Journal of Algorithms & Computational Technology (Dec 2014)
A Diskless Checkpointing Algorithm for Cluster Architectures Applied to Geospatial Raster Data Processing
Abstract
In recent years, due to the increasing calculation demands for the massive spatial data analysis, the parallel computing based on high-performance computers has become an inevitable trend of geospatial raster data processing, such as digital terrain analysis (DTA for short), remote sensing interpretation and digital soil mapping. A key problem is how to design a fault-tolerant software to enhance the stability and robustness of scientific application. This paper presents an approach of failure recovery for distributed memory parallel computing. Furthermore, we adopt the master/slave programming model and present a framework of redundant master mode, which the failure occurring on the master node could not lead to a breakdown of the whole system.
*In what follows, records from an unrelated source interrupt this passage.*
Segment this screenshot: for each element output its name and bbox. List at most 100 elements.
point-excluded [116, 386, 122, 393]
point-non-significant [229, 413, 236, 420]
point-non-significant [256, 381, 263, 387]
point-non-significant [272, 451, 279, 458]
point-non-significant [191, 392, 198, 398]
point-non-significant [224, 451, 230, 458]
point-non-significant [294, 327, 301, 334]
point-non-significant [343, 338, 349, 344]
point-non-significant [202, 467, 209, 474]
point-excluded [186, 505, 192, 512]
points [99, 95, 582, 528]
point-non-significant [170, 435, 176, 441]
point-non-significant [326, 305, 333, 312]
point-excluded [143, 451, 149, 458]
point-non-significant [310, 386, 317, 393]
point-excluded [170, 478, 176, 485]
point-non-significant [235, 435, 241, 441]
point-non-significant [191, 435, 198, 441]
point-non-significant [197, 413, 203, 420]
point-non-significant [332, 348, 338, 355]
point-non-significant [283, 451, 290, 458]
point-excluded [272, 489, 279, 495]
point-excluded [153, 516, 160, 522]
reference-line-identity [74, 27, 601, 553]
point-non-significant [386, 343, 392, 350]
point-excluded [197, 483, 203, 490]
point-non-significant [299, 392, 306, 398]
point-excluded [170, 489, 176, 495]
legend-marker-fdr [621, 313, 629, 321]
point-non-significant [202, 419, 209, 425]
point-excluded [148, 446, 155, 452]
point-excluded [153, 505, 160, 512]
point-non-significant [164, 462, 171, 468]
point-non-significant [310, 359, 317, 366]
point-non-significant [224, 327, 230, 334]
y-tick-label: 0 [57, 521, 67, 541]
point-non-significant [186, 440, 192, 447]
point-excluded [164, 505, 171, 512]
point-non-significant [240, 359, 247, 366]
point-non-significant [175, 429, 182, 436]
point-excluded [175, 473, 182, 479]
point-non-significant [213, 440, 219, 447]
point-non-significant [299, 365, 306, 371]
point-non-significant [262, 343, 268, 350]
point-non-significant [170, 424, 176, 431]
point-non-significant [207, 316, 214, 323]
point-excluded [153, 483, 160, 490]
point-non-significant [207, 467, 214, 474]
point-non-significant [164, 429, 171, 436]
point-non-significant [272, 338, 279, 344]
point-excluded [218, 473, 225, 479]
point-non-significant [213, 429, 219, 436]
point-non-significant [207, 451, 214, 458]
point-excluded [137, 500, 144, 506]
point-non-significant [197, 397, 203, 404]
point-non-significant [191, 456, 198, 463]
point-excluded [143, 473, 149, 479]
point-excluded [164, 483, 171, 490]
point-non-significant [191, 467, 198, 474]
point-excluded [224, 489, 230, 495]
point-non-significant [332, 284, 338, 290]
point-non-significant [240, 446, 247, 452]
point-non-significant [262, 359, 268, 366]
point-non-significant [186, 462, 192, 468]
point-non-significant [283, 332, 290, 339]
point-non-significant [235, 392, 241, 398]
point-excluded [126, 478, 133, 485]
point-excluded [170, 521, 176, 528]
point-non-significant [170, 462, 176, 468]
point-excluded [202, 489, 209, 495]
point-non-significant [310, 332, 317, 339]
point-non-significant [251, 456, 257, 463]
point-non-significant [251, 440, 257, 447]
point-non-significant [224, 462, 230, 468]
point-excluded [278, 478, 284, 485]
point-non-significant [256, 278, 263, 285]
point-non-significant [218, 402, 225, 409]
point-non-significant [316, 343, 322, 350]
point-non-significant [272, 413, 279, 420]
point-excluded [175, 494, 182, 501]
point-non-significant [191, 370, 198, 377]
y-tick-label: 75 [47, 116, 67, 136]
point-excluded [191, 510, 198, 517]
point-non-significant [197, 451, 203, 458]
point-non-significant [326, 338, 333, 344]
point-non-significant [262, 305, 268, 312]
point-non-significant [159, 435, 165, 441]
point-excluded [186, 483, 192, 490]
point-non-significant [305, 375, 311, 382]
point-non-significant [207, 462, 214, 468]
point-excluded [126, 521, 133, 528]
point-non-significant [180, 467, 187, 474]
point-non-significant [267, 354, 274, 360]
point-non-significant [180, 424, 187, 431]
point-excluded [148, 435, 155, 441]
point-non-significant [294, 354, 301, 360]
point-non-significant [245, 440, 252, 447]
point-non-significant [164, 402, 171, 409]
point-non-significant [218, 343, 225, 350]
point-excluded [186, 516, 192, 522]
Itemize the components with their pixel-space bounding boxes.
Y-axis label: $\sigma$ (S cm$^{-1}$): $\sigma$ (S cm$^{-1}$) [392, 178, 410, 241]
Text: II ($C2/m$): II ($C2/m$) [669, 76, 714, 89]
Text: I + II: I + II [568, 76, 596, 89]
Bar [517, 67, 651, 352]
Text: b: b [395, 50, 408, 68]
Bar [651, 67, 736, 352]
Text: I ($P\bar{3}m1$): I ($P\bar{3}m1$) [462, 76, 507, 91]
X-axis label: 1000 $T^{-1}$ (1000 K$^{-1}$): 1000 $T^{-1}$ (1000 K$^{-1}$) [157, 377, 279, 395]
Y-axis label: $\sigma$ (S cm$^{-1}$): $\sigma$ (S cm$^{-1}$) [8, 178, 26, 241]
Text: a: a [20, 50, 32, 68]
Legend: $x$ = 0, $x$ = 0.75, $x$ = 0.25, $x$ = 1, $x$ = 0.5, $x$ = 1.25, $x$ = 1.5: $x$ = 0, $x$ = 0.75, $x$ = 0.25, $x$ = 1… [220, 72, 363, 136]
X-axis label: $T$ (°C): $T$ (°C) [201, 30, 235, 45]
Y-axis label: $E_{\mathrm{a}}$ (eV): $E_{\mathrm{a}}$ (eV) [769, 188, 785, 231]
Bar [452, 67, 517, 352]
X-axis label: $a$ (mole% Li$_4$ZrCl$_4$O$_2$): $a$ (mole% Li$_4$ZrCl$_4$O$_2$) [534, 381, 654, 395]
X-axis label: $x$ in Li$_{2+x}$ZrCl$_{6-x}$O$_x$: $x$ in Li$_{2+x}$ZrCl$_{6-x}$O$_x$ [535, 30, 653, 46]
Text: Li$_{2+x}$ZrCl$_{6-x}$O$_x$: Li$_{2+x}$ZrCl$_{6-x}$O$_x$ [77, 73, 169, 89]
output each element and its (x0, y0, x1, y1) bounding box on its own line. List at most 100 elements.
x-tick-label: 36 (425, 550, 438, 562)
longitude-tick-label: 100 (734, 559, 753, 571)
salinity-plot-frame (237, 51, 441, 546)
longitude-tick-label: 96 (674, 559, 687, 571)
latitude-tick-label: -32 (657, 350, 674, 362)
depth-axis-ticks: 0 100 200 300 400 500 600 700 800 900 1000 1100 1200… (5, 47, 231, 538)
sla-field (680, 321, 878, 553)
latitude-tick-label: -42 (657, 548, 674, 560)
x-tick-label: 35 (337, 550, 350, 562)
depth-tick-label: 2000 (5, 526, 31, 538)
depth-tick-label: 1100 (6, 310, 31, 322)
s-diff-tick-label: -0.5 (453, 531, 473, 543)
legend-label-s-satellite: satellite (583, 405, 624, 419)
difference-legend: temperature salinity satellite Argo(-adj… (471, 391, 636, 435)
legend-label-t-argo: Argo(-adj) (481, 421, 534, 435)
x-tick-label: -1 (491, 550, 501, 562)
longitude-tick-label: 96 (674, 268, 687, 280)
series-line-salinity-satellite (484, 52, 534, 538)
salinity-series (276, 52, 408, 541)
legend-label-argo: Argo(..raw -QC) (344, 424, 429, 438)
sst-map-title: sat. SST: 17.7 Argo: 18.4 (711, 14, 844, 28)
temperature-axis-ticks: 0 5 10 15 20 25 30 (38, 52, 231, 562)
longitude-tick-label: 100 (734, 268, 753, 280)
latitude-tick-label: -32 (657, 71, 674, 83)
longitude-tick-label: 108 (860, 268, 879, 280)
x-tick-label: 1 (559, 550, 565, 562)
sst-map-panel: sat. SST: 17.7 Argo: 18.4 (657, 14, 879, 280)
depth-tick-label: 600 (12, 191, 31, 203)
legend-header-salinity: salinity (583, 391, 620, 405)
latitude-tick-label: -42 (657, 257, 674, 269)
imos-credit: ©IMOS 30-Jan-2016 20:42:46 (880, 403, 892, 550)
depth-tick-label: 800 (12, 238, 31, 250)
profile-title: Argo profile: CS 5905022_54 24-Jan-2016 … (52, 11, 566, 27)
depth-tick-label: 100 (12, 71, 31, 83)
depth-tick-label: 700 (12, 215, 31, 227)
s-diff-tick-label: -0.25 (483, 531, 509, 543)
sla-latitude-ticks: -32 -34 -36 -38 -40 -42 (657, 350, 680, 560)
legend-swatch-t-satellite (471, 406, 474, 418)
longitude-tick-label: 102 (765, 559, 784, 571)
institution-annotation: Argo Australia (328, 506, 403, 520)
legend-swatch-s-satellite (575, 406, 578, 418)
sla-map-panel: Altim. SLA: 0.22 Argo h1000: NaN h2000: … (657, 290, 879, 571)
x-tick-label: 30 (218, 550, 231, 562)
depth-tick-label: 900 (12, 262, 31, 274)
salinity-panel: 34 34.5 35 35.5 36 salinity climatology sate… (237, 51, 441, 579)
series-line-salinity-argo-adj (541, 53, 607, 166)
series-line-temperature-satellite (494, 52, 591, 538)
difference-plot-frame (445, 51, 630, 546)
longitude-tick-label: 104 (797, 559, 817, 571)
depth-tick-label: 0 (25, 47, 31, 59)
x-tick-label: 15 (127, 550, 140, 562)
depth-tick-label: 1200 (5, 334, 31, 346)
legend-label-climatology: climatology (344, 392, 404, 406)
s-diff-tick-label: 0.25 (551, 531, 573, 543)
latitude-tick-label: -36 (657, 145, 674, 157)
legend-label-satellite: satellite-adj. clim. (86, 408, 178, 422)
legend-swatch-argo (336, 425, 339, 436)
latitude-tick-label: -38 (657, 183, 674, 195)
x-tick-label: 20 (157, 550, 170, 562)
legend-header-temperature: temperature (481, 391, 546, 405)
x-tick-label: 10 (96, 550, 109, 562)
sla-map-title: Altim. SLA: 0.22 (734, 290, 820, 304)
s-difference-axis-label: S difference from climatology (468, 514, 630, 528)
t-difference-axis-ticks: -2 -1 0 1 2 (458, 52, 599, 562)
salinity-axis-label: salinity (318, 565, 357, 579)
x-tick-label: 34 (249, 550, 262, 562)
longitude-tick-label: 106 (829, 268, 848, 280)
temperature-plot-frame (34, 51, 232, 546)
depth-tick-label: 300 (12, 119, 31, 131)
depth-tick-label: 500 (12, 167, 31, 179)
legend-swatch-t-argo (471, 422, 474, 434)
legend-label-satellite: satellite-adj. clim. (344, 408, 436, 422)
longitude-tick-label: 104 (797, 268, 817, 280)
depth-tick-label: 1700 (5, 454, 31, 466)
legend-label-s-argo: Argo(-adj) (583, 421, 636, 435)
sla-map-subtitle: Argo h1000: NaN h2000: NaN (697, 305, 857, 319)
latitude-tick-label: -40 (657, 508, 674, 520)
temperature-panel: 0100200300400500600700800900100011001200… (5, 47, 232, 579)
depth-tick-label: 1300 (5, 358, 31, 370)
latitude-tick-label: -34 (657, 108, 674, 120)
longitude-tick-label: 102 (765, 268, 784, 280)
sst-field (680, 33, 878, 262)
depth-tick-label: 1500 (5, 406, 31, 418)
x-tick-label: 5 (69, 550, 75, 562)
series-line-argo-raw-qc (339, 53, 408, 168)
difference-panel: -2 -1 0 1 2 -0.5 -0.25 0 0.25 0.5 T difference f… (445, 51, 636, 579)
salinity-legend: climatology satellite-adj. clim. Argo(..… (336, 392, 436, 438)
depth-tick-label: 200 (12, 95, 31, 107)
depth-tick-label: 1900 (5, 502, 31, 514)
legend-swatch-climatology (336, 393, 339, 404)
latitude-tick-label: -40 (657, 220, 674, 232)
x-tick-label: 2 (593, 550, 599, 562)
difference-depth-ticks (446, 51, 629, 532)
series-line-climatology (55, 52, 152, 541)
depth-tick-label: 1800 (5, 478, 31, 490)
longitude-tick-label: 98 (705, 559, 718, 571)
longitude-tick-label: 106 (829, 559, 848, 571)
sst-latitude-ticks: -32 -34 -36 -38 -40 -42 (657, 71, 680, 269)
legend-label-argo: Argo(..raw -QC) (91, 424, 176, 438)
This approach schedules the failing task by dividing all the failing data into several partitions according to the calculating scale of failure. By means of the Fault-Tolerant Granularity Model, the scheduling algorithm can assign the failing task dynamically. Finally, taking example of digital terrain analysis, two experiments are discussed that based on the data size and the number of failures. Simulation results indicate that the proposed scheduling algorithm based on Fault-Tolerant Granularity Model achieves lower fault tolerance overhead than the rollback recovery scheme when several processors fail simultaneously.